Des "traces de piqûre"Des jeunes femmes droguées lors d'un bal en Belgique?

RTL Infos
La justice belge a ouvert une enquête mardi sur des soupçons d'administration de drogue, par piqûre notamment, qui ont été rapportés par sept femmes ayant participé ce week-end à un bal près des frontières françaises et luxembourgeoises
© Bastien Plu / Unsplash

Que s’est-il passé lors d’une soirée organisée à Rouvroy? Depuis ce week-end, des participantes d’un bal affirment avoir été droguées, soit à l’aide d’un cachet glissé dans leur verre, soit par de possibles piqûres.

La police a déjà recueilli les plaintes de sept femmes, dont quatre mineures, ayant participé au bal organisé samedi soir par le Club des jeunes (CDJ) de Dampicourt, un village de cette commune de la province du Luxembourg, près de la frontière française et à 30 kilomètres de la frontière luxembourgeoise. “Les procès-verbaux des policiers ont été transmis mardi au parquet et une information judiciaire a été ouverte” pour vérifier ces affirmations, a déclaré Anne-Sophie Guilmot, porte-parole du parquet. “Certaines plaignantes s’étant rendues à l’hôpital, il y aura certainement des analyses de sang ou d’urine pour compléter les investigations, a-t-elle ajouté.

Aucun suspect n’a été identifié à ce stade et aucune drogue ou substance prohibée identifiée, selon le parquet, qui a fait état de “deux modus operandi” soupçonnés par les plaignantes.
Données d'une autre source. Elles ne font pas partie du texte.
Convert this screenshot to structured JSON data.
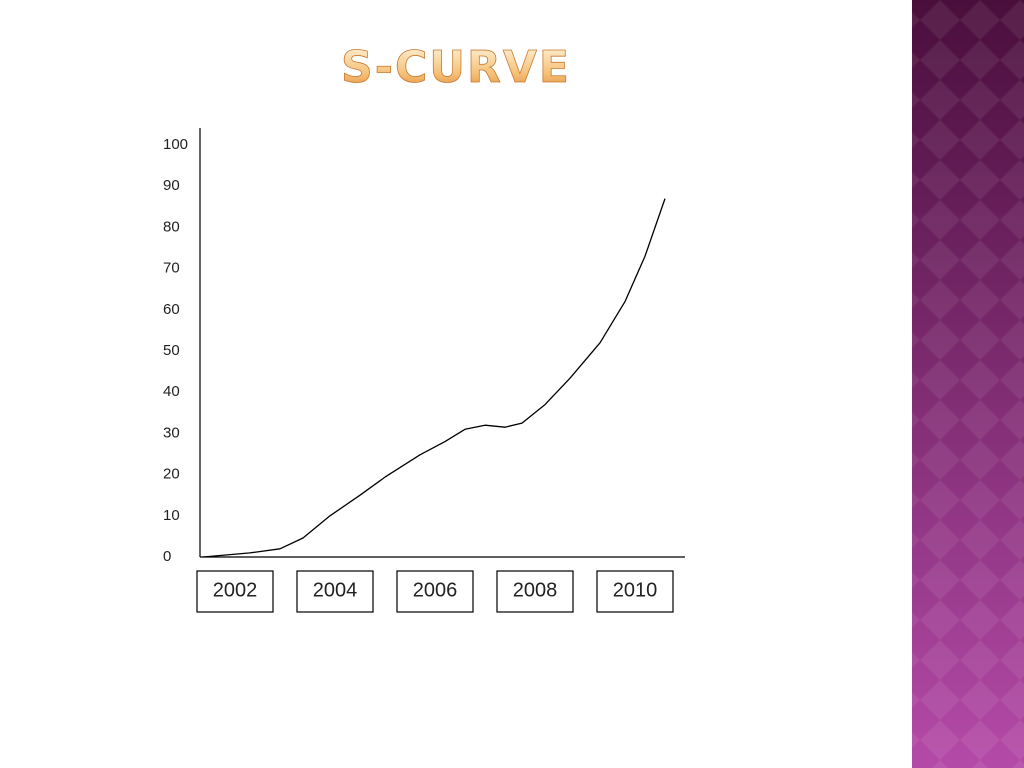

Certaines d’entre elles ont dit avoir découvert sur leur corps, le lendemain du bal, “une trace qui pourrait s’apparenter à un trace de piqûre”, a dit Mme Guilmot. Au moins une autre a décrit une tâche suspecte dans sa boisson faisant penser à “un cachet glissé dans le verre”.

D’après la radio-télévision francophone RTBF, les victimes déclarent aussi avoir ressenti divers symptômes comme des vertiges, la tête lourde, de la nausée ou encore des pertes de mémoire.

En France, un climat de psychose s’est installé dans le monde de la nuit après des dizaines de témoignages, dans plusieurs régions du pays, évoquant des agressions par le biais de mystérieuses piqûres ayant entraîné des sueurs, nausées, vertiges voire parfois des vomissements.

Une soixantaine de faits similaires survenus dans des établissements de nuit ont été rapportés à la police (en zone urbaine) depuis le début avril, a dit une source policière à l’AFP. Le geste de piquer n’est pas forcément suivi d’une agression sexuelle.

À Nantes, dans l’ouest de la France, le parquet a recensé 45 faits en deux mois et demi. Des analyses toxicologiques ont été effectuées pour voir si la substance administrée est la même.